The following snippet sets up an instance group manager which controls multiple (3 in this example) Buildkite agents. The numbered points refer to the notes below.

data "template_file" "buildkite_nixos_startup" { # (1)
  template = "${file("${path.module}/files/buildkite_nixos_startup.sh")}"

  vars = {
    buildkite_agent_token = "${secret_resource.buildkite_agent_token.value}"
    nix_signing_key = "${secret_resource.nix_signing_key.value}"
  }
}

resource "google_compute_instance_template" "buildkite_nixos" {
  name_prefix  = "buildkite-nixos-"
  machine_type = "n1-standard-8"

  disk {
    boot         = true
    disk_size_gb = 100
    source_image = "${module.nixos_image_custom.self_link}"
  }

  metadata_startup_script = "${data.template_file.buildkite_nixos_startup.rendered}"

  network_interface {
    network = "default"

    access_config = {}
  }

  metadata {
    enable-oslogin = true
  }

  service_account {
    email = "${google_service_account.buildkite_agent.email}"

    scopes = [
      "compute-ro",
      "logging-write",
      "storage-rw",
    ]
  }

  scheduling {
    automatic_restart   = false
    on_host_maintenance = "TERMINATE"
    preemptible         = true # (2)
  }

  lifecycle {
    create_before_destroy = true
  }
}

resource "google_compute_instance_group_manager" "buildkite_nixos" {
  provider           = "google-beta"
  name               = "buildkite-nixos"
  base_instance_name = "buildkite-nixos"
  target_size        = "3" # (3)
  zone               = "<your-zone>" # (4)

  version {
    name              = "buildkite_nixos"
    instance_template = "${google_compute_instance_template.buildkite_nixos.self_link}"
  }

  update_policy {
    type                  = "PROACTIVE"
    minimal_action        = "REPLACE"
    max_unavailable_fixed = 1
  }
}

Notes:

  1. The file files/buildkite_nixos_startup.sh is shown below.
  2. Because of the remote Nix cache, the nodes can be preemptible (short-lived, never lasting longer than 24 hours), which results in much lower GCP costs.
  3. Changing target_size allows you to scale the system.

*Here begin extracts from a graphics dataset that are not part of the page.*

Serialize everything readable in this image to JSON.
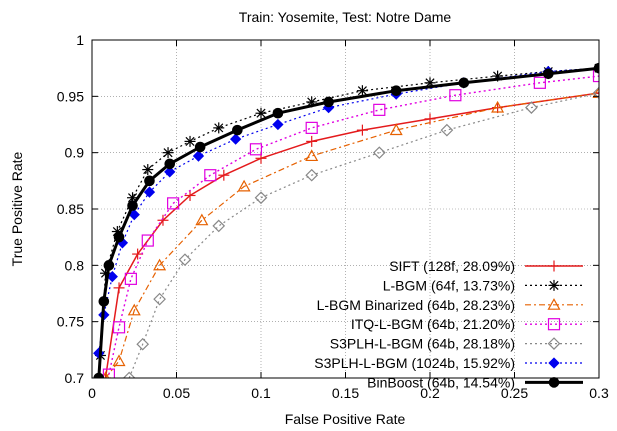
{
  "chart_data": {
    "type": "line",
    "title": "Train: Yosemite, Test: Notre Dame",
    "xlabel": "False Positive Rate",
    "ylabel": "True Positive Rate",
    "xlim": [
      0,
      0.3
    ],
    "ylim": [
      0.7,
      1
    ],
    "xticks": [
      0,
      0.05,
      0.1,
      0.15,
      0.2,
      0.25,
      0.3
    ],
    "xtick_labels": [
      "0",
      "0.05",
      "0.1",
      "0.15",
      "0.2",
      "0.25",
      "0.3"
    ],
    "yticks": [
      0.7,
      0.75,
      0.8,
      0.85,
      0.9,
      0.95,
      1
    ],
    "ytick_labels": [
      "0.7",
      "0.75",
      "0.8",
      "0.85",
      "0.9",
      "0.95",
      "1"
    ],
    "grid": true,
    "legend_position": "bottom-right",
    "series": [
      {
        "name": "SIFT (128f, 28.09%)",
        "color": "#e41a1c",
        "marker": "plus",
        "dash": "solid",
        "width": 1.5,
        "x": [
          0.008,
          0.016,
          0.027,
          0.042,
          0.058,
          0.078,
          0.1,
          0.13,
          0.16,
          0.2,
          0.24,
          0.3
        ],
        "y": [
          0.7,
          0.78,
          0.81,
          0.84,
          0.862,
          0.88,
          0.895,
          0.91,
          0.92,
          0.93,
          0.94,
          0.953
        ]
      },
      {
        "name": "L-BGM (64f, 13.73%)",
        "color": "#000000",
        "marker": "star",
        "dash": "dotted",
        "width": 1.2,
        "x": [
          0.005,
          0.008,
          0.015,
          0.024,
          0.033,
          0.045,
          0.058,
          0.075,
          0.1,
          0.13,
          0.16,
          0.2,
          0.24,
          0.27,
          0.3
        ],
        "y": [
          0.72,
          0.793,
          0.83,
          0.86,
          0.885,
          0.9,
          0.91,
          0.922,
          0.935,
          0.945,
          0.955,
          0.962,
          0.968,
          0.972,
          0.975
        ]
      },
      {
        "name": "L-BGM Binarized (64b, 28.23%)",
        "color": "#e66101",
        "marker": "triangle",
        "dash": "dashdot",
        "width": 1.2,
        "x": [
          0.008,
          0.016,
          0.025,
          0.04,
          0.065,
          0.09,
          0.13,
          0.18,
          0.24,
          0.3
        ],
        "y": [
          0.7,
          0.715,
          0.76,
          0.8,
          0.84,
          0.87,
          0.897,
          0.92,
          0.94,
          0.953
        ]
      },
      {
        "name": "ITQ-L-BGM (64b, 21.20%)",
        "color": "#e000e0",
        "marker": "square",
        "dash": "dotted",
        "width": 1.4,
        "x": [
          0.01,
          0.016,
          0.023,
          0.033,
          0.048,
          0.07,
          0.097,
          0.13,
          0.17,
          0.215,
          0.265,
          0.3
        ],
        "y": [
          0.703,
          0.745,
          0.788,
          0.822,
          0.855,
          0.88,
          0.903,
          0.922,
          0.938,
          0.951,
          0.962,
          0.968
        ]
      },
      {
        "name": "S3PLH-L-BGM (64b, 28.18%)",
        "color": "#888888",
        "marker": "diamond",
        "dash": "dotted",
        "width": 1.2,
        "x": [
          0.022,
          0.03,
          0.04,
          0.055,
          0.075,
          0.1,
          0.13,
          0.17,
          0.21,
          0.26,
          0.3
        ],
        "y": [
          0.7,
          0.73,
          0.77,
          0.805,
          0.835,
          0.86,
          0.88,
          0.9,
          0.92,
          0.94,
          0.953
        ]
      },
      {
        "name": "S3PLH-L-BGM (1024b, 15.92%)",
        "color": "#0000ee",
        "marker": "filled-diamond",
        "dash": "dotted",
        "width": 1.2,
        "x": [
          0.004,
          0.007,
          0.012,
          0.018,
          0.025,
          0.034,
          0.046,
          0.063,
          0.085,
          0.11,
          0.14,
          0.18,
          0.22,
          0.27,
          0.3
        ],
        "y": [
          0.722,
          0.756,
          0.79,
          0.82,
          0.845,
          0.865,
          0.883,
          0.897,
          0.912,
          0.925,
          0.94,
          0.952,
          0.962,
          0.972,
          0.975
        ]
      },
      {
        "name": "BinBoost (64b, 14.54%)",
        "color": "#000000",
        "marker": "circle",
        "dash": "solid",
        "width": 3,
        "x": [
          0.004,
          0.007,
          0.01,
          0.016,
          0.024,
          0.034,
          0.046,
          0.064,
          0.086,
          0.11,
          0.14,
          0.18,
          0.22,
          0.27,
          0.3
        ],
        "y": [
          0.7,
          0.768,
          0.8,
          0.825,
          0.853,
          0.875,
          0.89,
          0.905,
          0.92,
          0.935,
          0.945,
          0.955,
          0.962,
          0.97,
          0.975
        ]
      }
    ]
  }
}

This is the number of instances that are controlled by the instance group manager.
  4. Insert your desired zone here.

Finally, here is the startup script:

# workaround https://github.com/NixOS/nixpkgs/issues/42344
chown root:keys /run/keys
chmod 750 /run/keys
umask 037
echo "${buildkite_agent_token}" > /run/keys/buildkite-agent-token
chown root:keys /run/keys/buildkite-agent-token
umask 077
echo '${nix_signing_key}' > /run/keys/nix_signing_key
chown root:keys /run/keys/nix-signing-key

cat <<EOF > /etc/nix/upload-to-cache.sh
#!/bin/sh

set -eu
set -f # disable globbing
export IFS=' '

echo "Uploading paths" $OUT_PATHS
exec nix copy --to http://localhost:3000?secret-key=/run/keys/nix_signing_key \$OUT_PATHS
EOF
chmod +x /etc/nix/upload-to-cache.sh

This script uses the Nix post build hook approach for uploading to the cache without polluting the CI script.

Conclusion

The setup allows us to run Nix builds in an environment where Nix tooling is available. It also provides a remote Nix cache which does not require that the authors of CI scripts set it up or, even, be aware of it at all. We use this setup on many of Tweag’s projects and found that both mental and performance overheads are minimal. A typical CI script looks like this:

steps:
  - label: Build and test
    command: nix-build -A distributed-closure --no-out-link

Builds with up-to-date cache that does not cause re-builds may finish in literally 1 second.